Mais, assure-t-il, Alpha Condé de 2010 n’est pas celui de 2015. La preuve, argue-t-il, “en 2010, il avait un problème, il connaissait très mal les guinéens. Il a dû faire des choix qui parfois n’ont pas abouti aux résultats escomptés. Mais cette fois-ci, il va avec un capital de connaissances sur les cadres guinéens et d’éléments d’appréciations qui lui permettront de choisir ses collaborateurs pour que ce mandat soit à la hauteur de toutes les attentes des électeurs de Guinée”.

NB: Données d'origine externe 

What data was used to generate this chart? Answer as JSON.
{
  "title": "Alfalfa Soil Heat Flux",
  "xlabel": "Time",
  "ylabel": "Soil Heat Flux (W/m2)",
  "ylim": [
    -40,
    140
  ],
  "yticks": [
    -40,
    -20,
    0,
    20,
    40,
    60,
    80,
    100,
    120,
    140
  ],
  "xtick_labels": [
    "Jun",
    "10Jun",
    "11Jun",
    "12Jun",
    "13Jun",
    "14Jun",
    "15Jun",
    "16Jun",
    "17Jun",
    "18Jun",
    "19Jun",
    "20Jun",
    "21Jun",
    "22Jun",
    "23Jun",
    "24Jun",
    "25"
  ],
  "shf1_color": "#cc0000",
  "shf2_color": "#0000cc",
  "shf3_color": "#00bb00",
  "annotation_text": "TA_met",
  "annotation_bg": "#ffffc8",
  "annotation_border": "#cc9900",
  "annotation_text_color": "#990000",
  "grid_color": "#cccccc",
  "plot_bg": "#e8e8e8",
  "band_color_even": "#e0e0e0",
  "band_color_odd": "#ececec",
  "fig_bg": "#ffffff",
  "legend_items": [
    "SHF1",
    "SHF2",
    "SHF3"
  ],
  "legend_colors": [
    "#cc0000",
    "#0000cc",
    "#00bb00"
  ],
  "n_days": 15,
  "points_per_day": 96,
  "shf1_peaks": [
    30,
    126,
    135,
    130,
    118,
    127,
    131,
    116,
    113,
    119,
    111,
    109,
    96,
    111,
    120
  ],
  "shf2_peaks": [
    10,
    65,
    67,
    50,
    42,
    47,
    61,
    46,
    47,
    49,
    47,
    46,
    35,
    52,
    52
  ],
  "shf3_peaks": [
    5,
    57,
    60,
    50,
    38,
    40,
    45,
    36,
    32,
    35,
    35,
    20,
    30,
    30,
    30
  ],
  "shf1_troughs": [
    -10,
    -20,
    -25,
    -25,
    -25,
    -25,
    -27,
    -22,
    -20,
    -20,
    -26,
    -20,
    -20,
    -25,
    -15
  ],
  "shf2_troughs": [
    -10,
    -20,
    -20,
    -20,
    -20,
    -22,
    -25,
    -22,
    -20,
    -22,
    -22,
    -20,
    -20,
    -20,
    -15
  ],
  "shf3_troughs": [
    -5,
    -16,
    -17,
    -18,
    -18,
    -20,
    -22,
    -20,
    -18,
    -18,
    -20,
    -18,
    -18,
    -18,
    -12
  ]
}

Le pouvoir de nomination est un pouvoir discrétionnaire, souligne Saramady Touré, qui précise que ce pouvoir appartient à celui qui l’exerce sauf s’il associe quelqu’un à l’action. En somme, dira M. Touré, “seul le président Alpha Condé sait quels sont les hommes qui peuvent l’aider à mettre à œuvre le programme qu’il a proposé au peuple de Guinée et que ce dernier a accepté”.